6.This Bill makes provision for the creation of a single status for workers by amending the meaning of “employee”, “worker”, “employer” and related expressions in the Trade Union and Labour Relations (Consolidation) Act 1992 (“the 1992 Act”), the Employment Rights Act 1996 (“the 1996 Act”) and other legislation.
7.The Bill contains identical amendments to the 1992 Act and the 1996 Act allowing the Secretary of State by regulations to designate as “workers” other persons engaged in work, and to designate as “employers” other entities engaged in the provision of work, after consultation with organisations which appear to the Secretary of State to represent such persons and entities.
8.However, the power conferred by clause 1(4) (which substitutes a new section 295(6) of the 1992 Act) does not provide for the regulations to be made by statutory instrument or to be subject to any parliamentary procedure. This may have been a drafting oversight.
9.The only general provision in the 1992 Act relating to the making of regulations is section 293, which provides:
“(1) The Secretary of State may by regulations prescribe anything authorised or required to be prescribed for the purposes of this Act.
(2) The regulations may contain such incidental, supplementary or transitional provisions as appear to the Secretary of State to be necessary or expedient.
(3) Regulations under this section shall be made by statutory instrument which shall be subject to annulment in pursuance of a resolution of either House of Parliament.”

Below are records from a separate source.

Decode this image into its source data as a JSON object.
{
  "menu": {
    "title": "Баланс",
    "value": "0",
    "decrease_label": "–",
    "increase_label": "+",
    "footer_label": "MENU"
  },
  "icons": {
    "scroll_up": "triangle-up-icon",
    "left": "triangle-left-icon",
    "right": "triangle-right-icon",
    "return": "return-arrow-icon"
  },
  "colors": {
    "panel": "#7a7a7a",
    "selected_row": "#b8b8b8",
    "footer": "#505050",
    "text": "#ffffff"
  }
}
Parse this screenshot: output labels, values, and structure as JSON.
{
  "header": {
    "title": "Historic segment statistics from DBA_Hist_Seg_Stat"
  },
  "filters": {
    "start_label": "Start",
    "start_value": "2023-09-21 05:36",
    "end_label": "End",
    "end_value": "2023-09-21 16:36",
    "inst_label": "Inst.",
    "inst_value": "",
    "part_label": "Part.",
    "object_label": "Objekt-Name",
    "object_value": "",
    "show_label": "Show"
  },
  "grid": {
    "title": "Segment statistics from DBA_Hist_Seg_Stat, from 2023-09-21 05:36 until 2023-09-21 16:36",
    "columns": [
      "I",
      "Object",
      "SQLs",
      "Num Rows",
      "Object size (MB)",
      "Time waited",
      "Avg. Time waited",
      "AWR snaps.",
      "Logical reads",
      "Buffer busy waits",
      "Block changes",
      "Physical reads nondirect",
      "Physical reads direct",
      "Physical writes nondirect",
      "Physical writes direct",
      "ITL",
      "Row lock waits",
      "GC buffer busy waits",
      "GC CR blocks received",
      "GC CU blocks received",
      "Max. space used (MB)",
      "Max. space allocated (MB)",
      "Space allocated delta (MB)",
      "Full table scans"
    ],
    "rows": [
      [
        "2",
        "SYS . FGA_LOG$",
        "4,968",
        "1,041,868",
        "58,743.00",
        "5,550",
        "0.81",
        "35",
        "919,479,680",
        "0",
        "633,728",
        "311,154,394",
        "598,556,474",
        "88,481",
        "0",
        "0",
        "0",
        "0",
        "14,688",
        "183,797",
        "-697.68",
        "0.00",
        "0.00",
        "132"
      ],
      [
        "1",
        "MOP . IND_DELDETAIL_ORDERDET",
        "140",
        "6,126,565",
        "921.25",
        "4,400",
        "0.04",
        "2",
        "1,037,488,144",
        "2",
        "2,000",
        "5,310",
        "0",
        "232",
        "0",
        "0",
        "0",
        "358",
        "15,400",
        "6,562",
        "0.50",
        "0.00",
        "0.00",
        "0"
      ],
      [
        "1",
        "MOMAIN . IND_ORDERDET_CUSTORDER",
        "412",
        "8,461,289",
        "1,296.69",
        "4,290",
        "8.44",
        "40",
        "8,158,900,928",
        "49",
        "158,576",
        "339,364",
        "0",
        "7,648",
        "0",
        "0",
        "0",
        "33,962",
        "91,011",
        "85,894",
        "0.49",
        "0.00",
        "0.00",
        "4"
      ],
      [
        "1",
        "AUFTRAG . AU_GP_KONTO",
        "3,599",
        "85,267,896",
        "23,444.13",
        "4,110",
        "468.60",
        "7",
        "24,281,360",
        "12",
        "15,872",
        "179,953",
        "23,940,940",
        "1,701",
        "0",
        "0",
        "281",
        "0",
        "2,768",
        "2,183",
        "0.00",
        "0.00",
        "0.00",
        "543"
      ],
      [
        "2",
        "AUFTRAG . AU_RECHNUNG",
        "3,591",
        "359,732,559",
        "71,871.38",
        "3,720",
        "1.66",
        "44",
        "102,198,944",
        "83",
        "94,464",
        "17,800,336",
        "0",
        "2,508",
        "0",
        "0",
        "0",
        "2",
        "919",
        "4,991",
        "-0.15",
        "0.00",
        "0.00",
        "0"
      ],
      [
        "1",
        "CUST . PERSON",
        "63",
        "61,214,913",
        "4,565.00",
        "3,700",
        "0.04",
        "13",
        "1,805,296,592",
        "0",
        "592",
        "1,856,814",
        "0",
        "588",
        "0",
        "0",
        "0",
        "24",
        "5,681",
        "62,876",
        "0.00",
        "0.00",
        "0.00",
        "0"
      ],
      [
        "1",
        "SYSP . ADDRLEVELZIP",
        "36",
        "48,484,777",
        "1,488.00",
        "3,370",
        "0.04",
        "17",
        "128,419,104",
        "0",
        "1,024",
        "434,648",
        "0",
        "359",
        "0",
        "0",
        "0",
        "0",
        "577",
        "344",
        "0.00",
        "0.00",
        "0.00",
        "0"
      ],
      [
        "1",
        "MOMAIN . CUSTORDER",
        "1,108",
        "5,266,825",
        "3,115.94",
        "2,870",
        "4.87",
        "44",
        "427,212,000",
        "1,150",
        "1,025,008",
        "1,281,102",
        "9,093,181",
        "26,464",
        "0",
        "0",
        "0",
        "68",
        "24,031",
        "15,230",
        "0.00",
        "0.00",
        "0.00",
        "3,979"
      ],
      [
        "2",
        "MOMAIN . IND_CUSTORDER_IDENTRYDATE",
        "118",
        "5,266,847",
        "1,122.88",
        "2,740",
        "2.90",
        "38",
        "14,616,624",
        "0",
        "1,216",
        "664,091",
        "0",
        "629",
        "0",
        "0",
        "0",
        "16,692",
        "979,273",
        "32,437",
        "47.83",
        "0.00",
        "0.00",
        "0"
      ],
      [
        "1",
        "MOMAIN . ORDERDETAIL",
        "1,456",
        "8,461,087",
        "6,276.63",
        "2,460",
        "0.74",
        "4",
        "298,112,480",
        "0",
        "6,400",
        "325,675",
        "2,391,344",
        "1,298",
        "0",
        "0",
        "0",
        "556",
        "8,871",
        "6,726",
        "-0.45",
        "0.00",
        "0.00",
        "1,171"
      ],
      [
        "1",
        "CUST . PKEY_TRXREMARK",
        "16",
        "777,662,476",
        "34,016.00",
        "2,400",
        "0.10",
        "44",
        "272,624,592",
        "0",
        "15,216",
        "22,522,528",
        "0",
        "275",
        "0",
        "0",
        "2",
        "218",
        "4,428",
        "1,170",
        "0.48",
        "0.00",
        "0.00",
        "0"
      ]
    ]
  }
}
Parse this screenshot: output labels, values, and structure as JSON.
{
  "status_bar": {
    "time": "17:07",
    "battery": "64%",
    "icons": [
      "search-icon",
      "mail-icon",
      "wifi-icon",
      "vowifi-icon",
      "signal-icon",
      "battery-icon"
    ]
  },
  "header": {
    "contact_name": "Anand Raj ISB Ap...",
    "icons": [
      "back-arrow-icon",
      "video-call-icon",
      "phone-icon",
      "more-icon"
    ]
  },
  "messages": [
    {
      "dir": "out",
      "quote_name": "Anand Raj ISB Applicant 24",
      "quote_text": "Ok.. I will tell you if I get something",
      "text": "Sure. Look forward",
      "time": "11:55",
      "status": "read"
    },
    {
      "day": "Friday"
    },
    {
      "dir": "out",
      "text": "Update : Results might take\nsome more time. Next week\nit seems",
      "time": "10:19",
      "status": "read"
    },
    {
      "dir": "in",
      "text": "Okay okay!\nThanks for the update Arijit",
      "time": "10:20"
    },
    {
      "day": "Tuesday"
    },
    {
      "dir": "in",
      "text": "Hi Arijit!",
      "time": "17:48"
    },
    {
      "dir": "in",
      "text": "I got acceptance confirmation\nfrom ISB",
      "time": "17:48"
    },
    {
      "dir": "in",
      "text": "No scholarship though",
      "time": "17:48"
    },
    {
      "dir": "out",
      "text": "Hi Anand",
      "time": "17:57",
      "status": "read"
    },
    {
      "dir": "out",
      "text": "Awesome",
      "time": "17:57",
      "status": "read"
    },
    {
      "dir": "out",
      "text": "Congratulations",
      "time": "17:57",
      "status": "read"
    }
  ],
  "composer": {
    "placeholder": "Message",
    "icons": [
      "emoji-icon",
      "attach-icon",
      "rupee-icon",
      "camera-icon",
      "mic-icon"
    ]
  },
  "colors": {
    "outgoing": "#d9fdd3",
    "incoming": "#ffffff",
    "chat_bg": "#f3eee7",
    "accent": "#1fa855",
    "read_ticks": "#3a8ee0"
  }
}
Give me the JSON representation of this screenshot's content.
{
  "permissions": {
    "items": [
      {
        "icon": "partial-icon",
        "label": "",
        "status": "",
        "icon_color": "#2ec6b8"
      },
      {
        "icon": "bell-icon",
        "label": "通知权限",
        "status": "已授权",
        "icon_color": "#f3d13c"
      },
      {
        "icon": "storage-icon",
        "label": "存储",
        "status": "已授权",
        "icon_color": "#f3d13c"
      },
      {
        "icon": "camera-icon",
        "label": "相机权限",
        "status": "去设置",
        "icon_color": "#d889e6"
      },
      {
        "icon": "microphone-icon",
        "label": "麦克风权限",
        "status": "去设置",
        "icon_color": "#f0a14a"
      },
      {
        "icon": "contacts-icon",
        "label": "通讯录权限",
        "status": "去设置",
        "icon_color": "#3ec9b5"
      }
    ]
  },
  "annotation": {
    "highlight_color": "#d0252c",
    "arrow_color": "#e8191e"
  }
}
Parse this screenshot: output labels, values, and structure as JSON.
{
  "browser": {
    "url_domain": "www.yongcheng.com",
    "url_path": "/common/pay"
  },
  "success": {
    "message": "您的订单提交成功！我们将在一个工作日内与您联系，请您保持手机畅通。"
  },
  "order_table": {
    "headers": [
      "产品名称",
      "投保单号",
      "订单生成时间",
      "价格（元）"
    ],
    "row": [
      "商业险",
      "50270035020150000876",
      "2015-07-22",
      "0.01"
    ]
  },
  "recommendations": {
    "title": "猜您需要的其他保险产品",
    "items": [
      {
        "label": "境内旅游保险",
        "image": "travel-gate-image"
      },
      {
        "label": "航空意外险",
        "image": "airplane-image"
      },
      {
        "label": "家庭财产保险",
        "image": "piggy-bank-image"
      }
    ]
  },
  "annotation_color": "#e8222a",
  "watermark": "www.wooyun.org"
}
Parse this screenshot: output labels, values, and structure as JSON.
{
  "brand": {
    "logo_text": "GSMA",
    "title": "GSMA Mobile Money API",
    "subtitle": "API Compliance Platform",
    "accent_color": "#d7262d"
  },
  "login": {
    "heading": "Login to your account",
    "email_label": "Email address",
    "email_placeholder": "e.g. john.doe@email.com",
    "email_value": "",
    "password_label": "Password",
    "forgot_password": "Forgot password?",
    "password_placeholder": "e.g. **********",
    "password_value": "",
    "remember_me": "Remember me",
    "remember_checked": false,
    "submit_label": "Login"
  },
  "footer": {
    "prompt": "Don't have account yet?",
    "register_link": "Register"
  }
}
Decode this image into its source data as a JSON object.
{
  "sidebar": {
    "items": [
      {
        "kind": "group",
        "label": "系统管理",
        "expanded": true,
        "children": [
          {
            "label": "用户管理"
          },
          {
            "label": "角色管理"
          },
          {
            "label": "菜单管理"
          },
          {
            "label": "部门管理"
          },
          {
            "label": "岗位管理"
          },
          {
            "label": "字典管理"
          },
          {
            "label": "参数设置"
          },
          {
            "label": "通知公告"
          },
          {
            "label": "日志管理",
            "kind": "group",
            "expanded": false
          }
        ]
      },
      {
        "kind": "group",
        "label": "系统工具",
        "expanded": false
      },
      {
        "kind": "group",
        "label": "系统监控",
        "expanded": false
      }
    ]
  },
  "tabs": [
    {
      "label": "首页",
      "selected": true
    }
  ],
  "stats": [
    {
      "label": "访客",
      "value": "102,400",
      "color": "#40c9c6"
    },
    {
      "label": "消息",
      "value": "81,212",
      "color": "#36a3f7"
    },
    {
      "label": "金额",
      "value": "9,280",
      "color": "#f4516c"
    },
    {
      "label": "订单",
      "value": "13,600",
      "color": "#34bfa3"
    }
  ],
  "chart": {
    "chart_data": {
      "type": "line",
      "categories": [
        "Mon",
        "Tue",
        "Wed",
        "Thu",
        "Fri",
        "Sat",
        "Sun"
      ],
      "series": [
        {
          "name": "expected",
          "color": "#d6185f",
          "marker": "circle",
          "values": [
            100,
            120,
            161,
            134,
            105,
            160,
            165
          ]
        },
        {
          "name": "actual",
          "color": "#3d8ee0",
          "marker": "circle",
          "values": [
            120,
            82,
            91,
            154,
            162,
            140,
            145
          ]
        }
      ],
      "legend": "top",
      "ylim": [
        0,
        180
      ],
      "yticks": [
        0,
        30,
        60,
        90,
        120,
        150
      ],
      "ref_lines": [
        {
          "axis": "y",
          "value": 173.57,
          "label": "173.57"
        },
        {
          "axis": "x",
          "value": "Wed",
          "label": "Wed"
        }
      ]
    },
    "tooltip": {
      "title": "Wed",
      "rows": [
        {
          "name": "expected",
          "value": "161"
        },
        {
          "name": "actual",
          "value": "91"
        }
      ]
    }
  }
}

10.The purpose of section 293 is to ensure that where the Act provides for something to be “prescribed”, it is construed as a reference to the thing being prescribed by regulations made by statutory instrument (with the negative procedure applying). There are various provisions of the 1992 Act that refer to things being prescribed, without saying anything further about how the prescribing is to take place: hence the need for section 293. However that provision does not assist here because new section 295(6) does not use the term prescribed but refers to the Secretary of State making regulations. Where that happens elsewhere in the 1992 Act, there is specific provision for the regulations to be made by statutory instrument subject to a parliamentary procedure.
11.The problem may have arisen because the words used in clause 1(4) to insert new section 295(6) of the 1992 Act are identical to those used in the amendment made by clause 2(2), which substitutes new section 230(6) of the 1996 Act. In the latter case, the reference to the making of regulations by the Secretary of State works because section 236 of the 1996 Act contains the expected general provision about regulation-making powers and the applicable parliamentary procedure:
“(1) Any power conferred by any provision of this Act to make any order (other than an Order in Council) or regulations is exercisable by statutory instrument.
(2) A statutory instrument made under any power conferred by this Act to make an Order in Council or other order or regulations … is subject to annulment in pursuance of a resolution of either House of Parliament.”
12.In our view the power to make regulations conferred by clause 1(4) (in so far as it substitutes a new section 295(6) of the 1992 Act) is deficient in not providing for the regulations to be made by statutory instrument or to be subject to any parliamentary procedure. In our view, the regulations should be made by statutory instrument, with the negative procedure being appropriate.